Iwa Shrine stands quietly amid the wooded hills of inland Hyogo, an ancient Shinto sanctuary at the heart of what was once the province of Harima. The kami enshrined here are Okuninushi, the great builder of the country, together with his companion Sukunabikona and Shitateru-hime no kami.
The origins of the shrine reach into the mythic past. The Harima Fudoki traces the shrine's name to a syllable uttered by Okuninushi at the moment he completed the building of the land, and dates the foundation to the reigns of the emperors Seimu or Kinmei. By the early Heian period the shrine was listed in the Engishiki, and by the late Heian it had been recognised as the Ichinomiya of Harima.
Iwa Shrine observes two great cyclic rites with no parallel in most other Shinto sanctuaries. The Single Mountain Rite is held every twenty years and honours Mount Miya, said to be the resting place of Onamuchi-no-Mikoto. A new shrine is raised on the mountain top, a white banner unfurled, and worship is offered from afar towards three sacred peaks while a sacred palanquin is carried down to the river valley.
The Three Mountains Rite is held every sixty years, and an inverse cycle is observed at Itatehyozu Shrine in Himeji, a connection said to date from when the Iwa deity was transferred there through kanjo.

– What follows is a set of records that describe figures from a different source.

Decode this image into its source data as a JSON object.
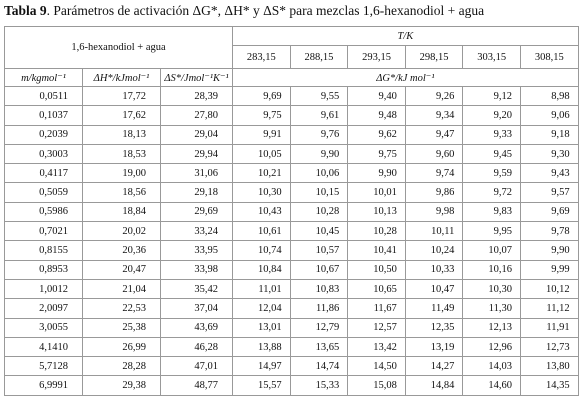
{
  "title": {
    "label": "Tabla 9",
    "text": ". Parámetros de activación ΔG*, ΔH* y ΔS* para mezclas 1,6-hexanodiol + agua"
  },
  "table": {
    "group_header": "1,6-hexanodiol + agua",
    "temperature_header": "T/K",
    "temperatures": [
      "283,15",
      "288,15",
      "293,15",
      "298,15",
      "303,15",
      "308,15"
    ],
    "columns": [
      "m/kgmol⁻¹",
      "ΔH*/kJmol⁻¹",
      "ΔS*/Jmol⁻¹K⁻¹",
      "ΔG*/kJ mol⁻¹"
    ],
    "rows": [
      [
        "0,0511",
        "17,72",
        "28,39",
        "9,69",
        "9,55",
        "9,40",
        "9,26",
        "9,12",
        "8,98"
      ],
      [
        "0,1037",
        "17,62",
        "27,80",
        "9,75",
        "9,61",
        "9,48",
        "9,34",
        "9,20",
        "9,06"
      ],
      [
        "0,2039",
        "18,13",
        "29,04",
        "9,91",
        "9,76",
        "9,62",
        "9,47",
        "9,33",
        "9,18"
      ],
      [
        "0,3003",
        "18,53",
        "29,94",
        "10,05",
        "9,90",
        "9,75",
        "9,60",
        "9,45",
        "9,30"
      ],
      [
        "0,4117",
        "19,00",
        "31,06",
        "10,21",
        "10,06",
        "9,90",
        "9,74",
        "9,59",
        "9,43"
      ],
      [
        "0,5059",
        "18,56",
        "29,18",
        "10,30",
        "10,15",
        "10,01",
        "9,86",
        "9,72",
        "9,57"
      ],
      [
        "0,5986",
        "18,84",
        "29,69",
        "10,43",
        "10,28",
        "10,13",
        "9,98",
        "9,83",
        "9,69"
      ],
      [
        "0,7021",
        "20,02",
        "33,24",
        "10,61",
        "10,45",
        "10,28",
        "10,11",
        "9,95",
        "9,78"
      ],
      [
        "0,8155",
        "20,36",
        "33,95",
        "10,74",
        "10,57",
        "10,41",
        "10,24",
        "10,07",
        "9,90"
      ],
      [
        "0,8953",
        "20,47",
        "33,98",
        "10,84",
        "10,67",
        "10,50",
        "10,33",
        "10,16",
        "9,99"
      ],
      [
        "1,0012",
        "21,04",
        "35,42",
        "11,01",
        "10,83",
        "10,65",
        "10,47",
        "10,30",
        "10,12"
      ],
      [
        "2,0097",
        "22,53",
        "37,04",
        "12,04",
        "11,86",
        "11,67",
        "11,49",
        "11,30",
        "11,12"
      ],
      [
        "3,0055",
        "25,38",
        "43,69",
        "13,01",
        "12,79",
        "12,57",
        "12,35",
        "12,13",
        "11,91"
      ],
      [
        "4,1410",
        "26,99",
        "46,28",
        "13,88",
        "13,65",
        "13,42",
        "13,19",
        "12,96",
        "12,73"
      ],
      [
        "5,7128",
        "28,28",
        "47,01",
        "14,97",
        "14,74",
        "14,50",
        "14,27",
        "14,03",
        "13,80"
      ],
      [
        "6,9991",
        "29,38",
        "48,77",
        "15,57",
        "15,33",
        "15,08",
        "14,84",
        "14,60",
        "14,35"
      ]
    ]
  }
}
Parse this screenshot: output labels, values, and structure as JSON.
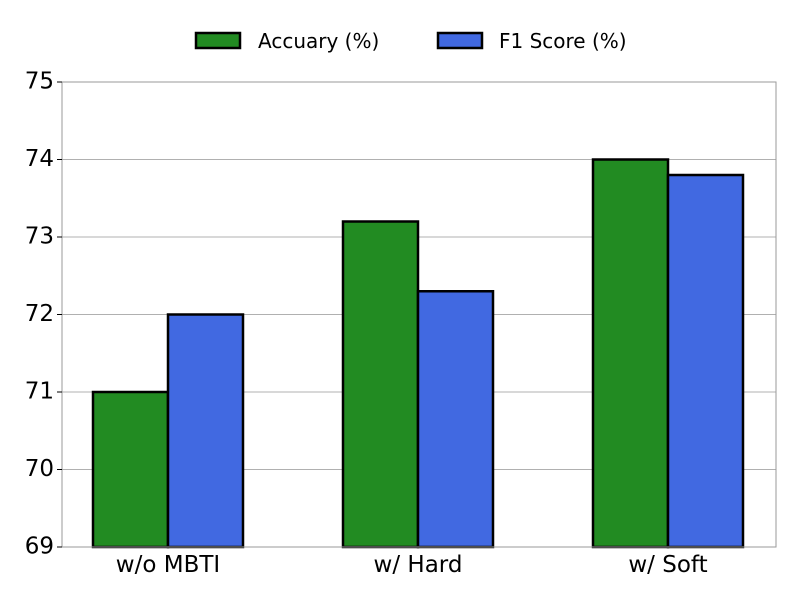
{
  "chart_data": {
    "type": "bar",
    "categories": [
      "w/o MBTI",
      "w/ Hard",
      "w/ Soft"
    ],
    "series": [
      {
        "name": "Accuary (%)",
        "values": [
          71.0,
          73.2,
          74.0
        ],
        "color": "#228B22"
      },
      {
        "name": "F1 Score (%)",
        "values": [
          72.0,
          72.3,
          73.8
        ],
        "color": "#4169E1"
      }
    ],
    "title": "",
    "xlabel": "",
    "ylabel": "",
    "ylim": [
      69,
      75
    ],
    "yticks": [
      "69",
      "70",
      "71",
      "72",
      "73",
      "74",
      "75"
    ],
    "grid": "y-major",
    "legend_position": "top-center"
  }
}
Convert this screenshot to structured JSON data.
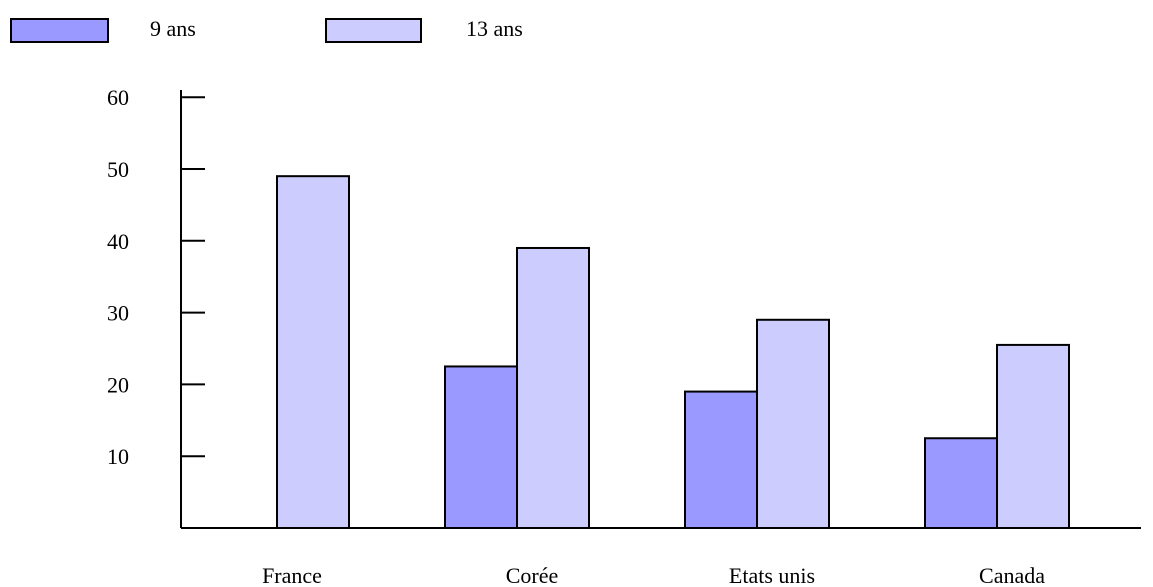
{
  "chart_data": {
    "type": "bar",
    "categories": [
      "France",
      "Corée",
      "Etats unis",
      "Canada"
    ],
    "series": [
      {
        "name": "9 ans",
        "values": [
          null,
          22.5,
          19,
          12.5
        ],
        "color": "#9999ff"
      },
      {
        "name": "13 ans",
        "values": [
          49,
          39,
          29,
          25.5
        ],
        "color": "#ccccff"
      }
    ],
    "yticks": [
      10,
      20,
      30,
      40,
      50,
      60
    ],
    "ylim": [
      0,
      60
    ],
    "legend": "top-left",
    "grid": false
  }
}
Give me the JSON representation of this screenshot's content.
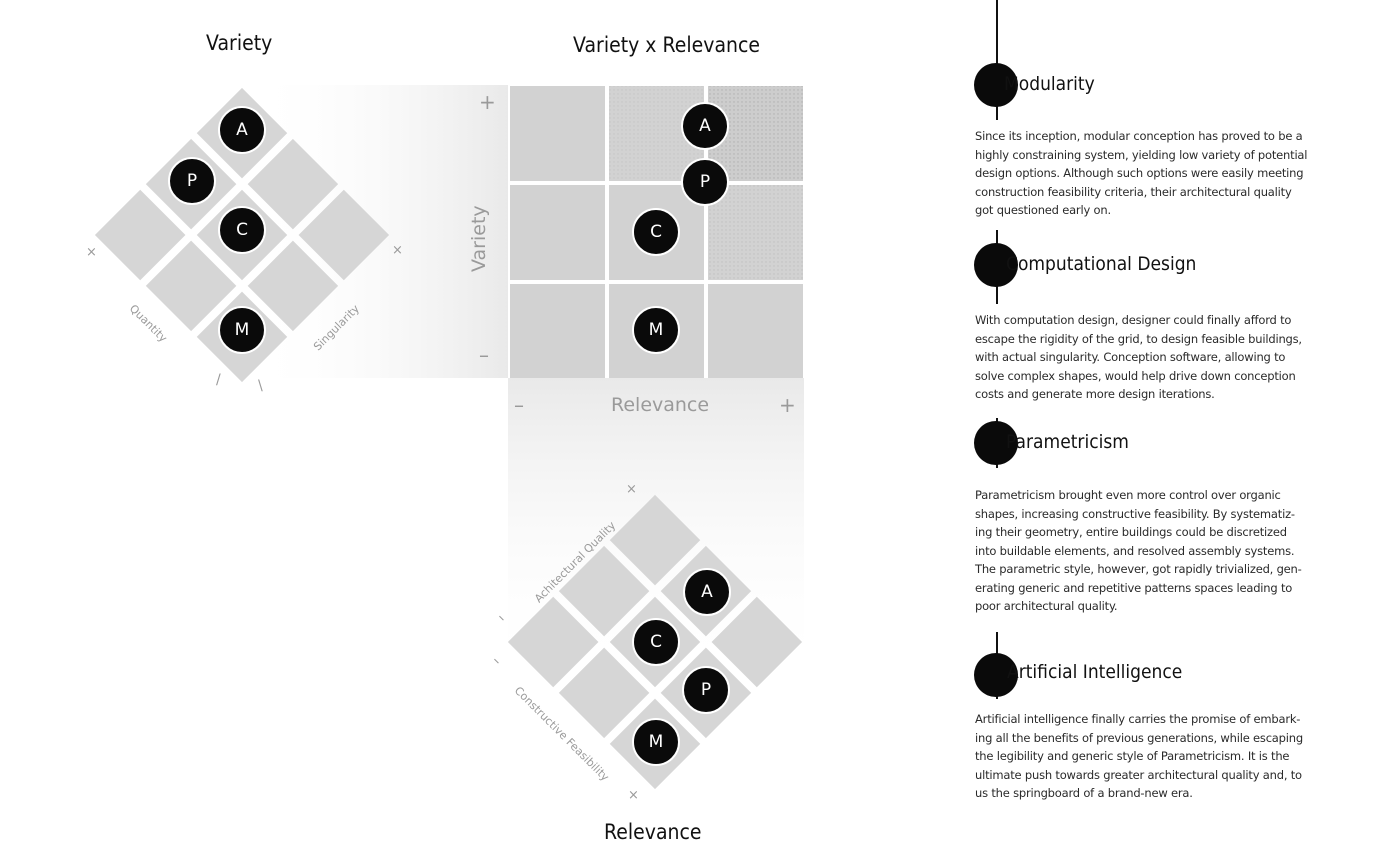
{
  "diagram": {
    "variety_title": "Variety",
    "matrix_title": "Variety x Relevance",
    "relevance_title": "Relevance",
    "axis": {
      "variety": "Variety",
      "relevance": "Relevance"
    },
    "ticks": {
      "plus": "+",
      "minus": "–",
      "cross": "×",
      "dash": "/"
    },
    "variety_diamond_axes": {
      "left": "Quantity",
      "right": "Singularity"
    },
    "relevance_diamond_axes": {
      "upper": "Achitectural Quality",
      "lower": "Constructive Feasibility"
    },
    "markers": {
      "architectural_intelligence": "A",
      "parametricism": "P",
      "computational_design": "C",
      "modularity": "M"
    }
  },
  "timeline": [
    {
      "heading": "Modularity",
      "text": "Since its inception, modular conception has proved to be a highly constraining system, yielding low variety of potential design options. Although such options were easily meeting construction feasibility criteria, their architectural quality got questioned early on."
    },
    {
      "heading": "Computational Design",
      "text": "With computation design, designer could finally afford to escape the rigidity of the grid, to design feasible buildings, with actual singularity. Conception software, allowing to solve complex shapes, would help drive down conception costs and generate more design iterations."
    },
    {
      "heading": "Parametricism",
      "text": "Parametricism brought even more control over organic shapes, increasing constructive feasibility. By systematiz- ing their geometry, entire buildings could be discretized into buildable elements, and resolved assembly systems. The parametric style, however, got rapidly trivialized, gen- erating generic and repetitive patterns spaces leading to poor architectural quality."
    },
    {
      "heading": "Artificial Intelligence",
      "text": "Artificial intelligence finally carries the promise of embark- ing all the benefits of previous generations, while escaping the legibility and generic style of Parametricism. It is the ultimate push towards greater architectural quality and, to us the springboard of a brand-new era."
    }
  ]
}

The shrine has been rebuilt many times after destruction by fire, with successive support from the imperial court, the Akamatsu clan, and various feudal lords of the region. The Hitotsuyama Kofun, a burial mound of the Kofun period, lies about four hundred metres to the southeast and is designated a Prefectural Historic Site of Hyogo, situating the shrine within an ancient sacred landscape. After the Meiji Restoration, Iwa Shrine was raised in 1871 to the rank of Kokuhei Chusha, a National Shrine of the Second Rank, in the modern hierarchy of Shinto.